Use `echo Z > runlistY/switch_to_tsg` to switch the GPU to run only the specified TSG with ID Z on runlist Y.

Use `echo Y > resubmit_runlist` to resubmit runlist Y (useful to prompt newer GPUs to pick up on re-enabled channels).

## General Codebase Structure
- `nvdebug.h` defines and describes all GPU data structures. This does not depend on any kernel-internal headers.
- `nvdebug_entry.h` contains module startup, device detection, initialization, and module teardown logic.
- `runlist.c`, `bus.c`, and `mmu.c` describe Linux-independent (as far as practicable) GPU data structure accessors.
- `*_procfs.c` define `/proc/gpuX/` interfaces for reading or writing to GPU data structures.
- `nvdebug_linux.c` contains Linux-specific accessors.

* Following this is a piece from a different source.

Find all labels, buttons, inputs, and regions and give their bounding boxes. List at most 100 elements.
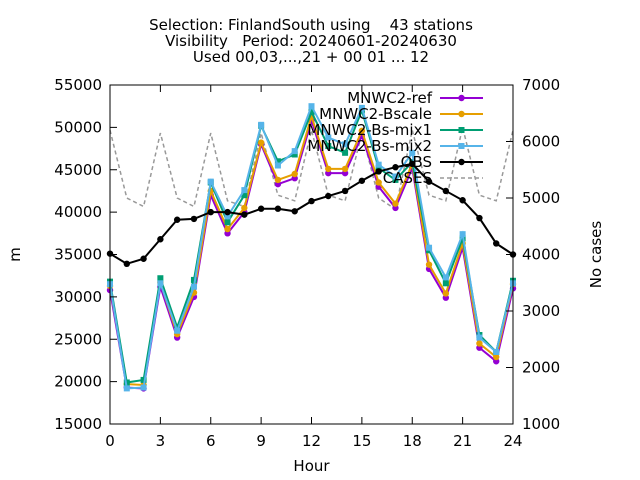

## Known Issues and Workarounds

- The runlist-printing API does not work when runlist management is delegated to the GPU System Processor (GSP) (most Turing+ datacenter GPUs).
  To workaround, enable the `FALLBACK_TO_PRAMIN` define in `runlist.c`, or reload the `nvidia` kernel module with the `NVreg_EnableGpuFirmware=0` parameter setting.
  (Eg. on A100: end all GPU-using processes, then `sudo rmmod nvidia_uvm nvidia; sudo modprobe nvidia NVreg_EnableGpuFirmware=0`.)